Adani Wilmar shares made a weak listing on exchanges on 8 February 2022, as stocks opened 3.91% down at Rs 221 apiece from issue price at Rs 230 per share.
Adani Wilmar shares made a weak listing on exchanges on 8 February 2022, as stocks opened 3.91% down at Rs 221 apiece from issue price at Rs 230 per share. At listing, the market capitalisation of the company stood at Rs 28,722.90 crore, according to BSE. This is the second company to list on bourses in calendar year 2022, after the AGS Transact Technologies made its stock market debut on 31st January. The public issue of Adani Wilmar comprised only fresh issue of equity shares.
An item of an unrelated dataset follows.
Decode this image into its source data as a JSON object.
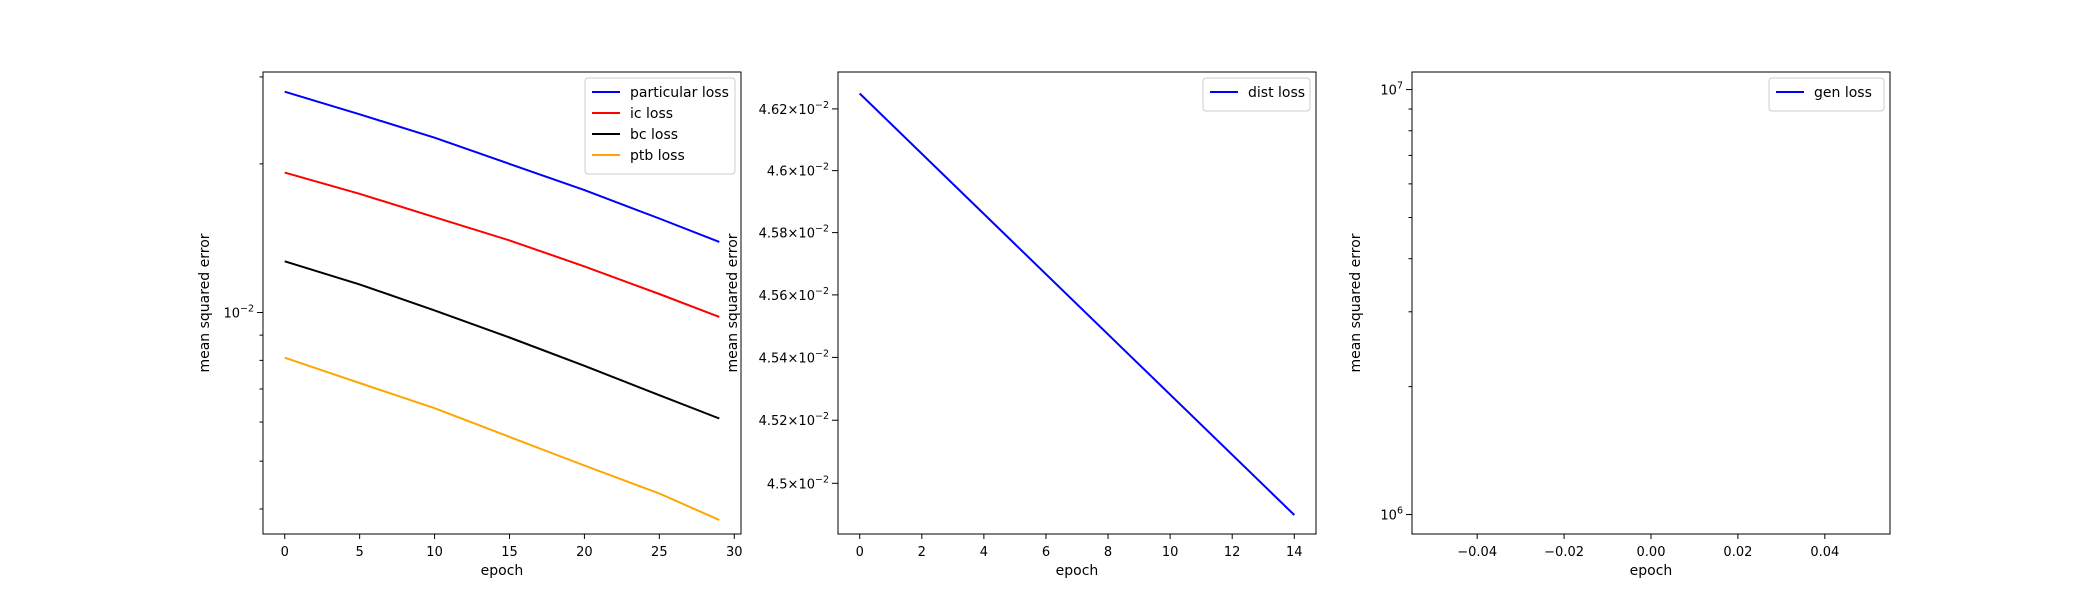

The retail investors section was subscribed 3.92 times, while non-institutional investors bid for 56 times more shares than the 2.15 crore shares reserved for them. Qualified institutional investors put in bids for 5.73 times of the portion reserved for them. Incorporated in 1999 as a joint venture between Adani Group and the Wilmar Group, Adani Wilmar Ltd (AWL) is an FMCG food company offering most of the essential kitchen commodities for Indian consumers, including edible oil, wheat flour, rice, pulses, and sugar. The company’s portfolio of products spans across 3 categories: (i) edible oil, (ii) packaged food and FMCG, and (iii) industry essentials. The company has 22 plants in India, which are strategically located across 10 states, comprising 10 crushing units and 19 refineries.
Research firm Choice Broking had recommended subscribing to the issue. It said that at a higher price band of Rs 230, Adani Wilmar is demanding a P/E multiple of 37.5x (to its TTM earning of Rs 6.1), which is at discount to peer average of 57.6x. “Its edible oil business is likely to have a secular growth trend, but there is a huge untapped market for its Food & FMCG business segment,” it added.
Adani Wilmar has been mostly resilient to the fallouts from the Covid pandemic, Reliance Securities said in a report. Despite a dip in the EBITDA margin from 4.4% in FY20 to 3.6% in FY21, the company reported a 62% YoY jump in PAT at Rs 6.6bn, led by the saving in interest cost, which also helped to improve the net margin to 1.8% in FY21, from 1.4% in FY20, it added. Debt-to-equity improved from 0.9x in FY20 to 0.6x in FY21. “For 1HFY22, its revenue jumped by 54% YoY to Rs248bn, with an EBITDA of Rs8bn (up 23% YoY) and PAT of Rs3.3bn (up 36% YoY),” the research firm said.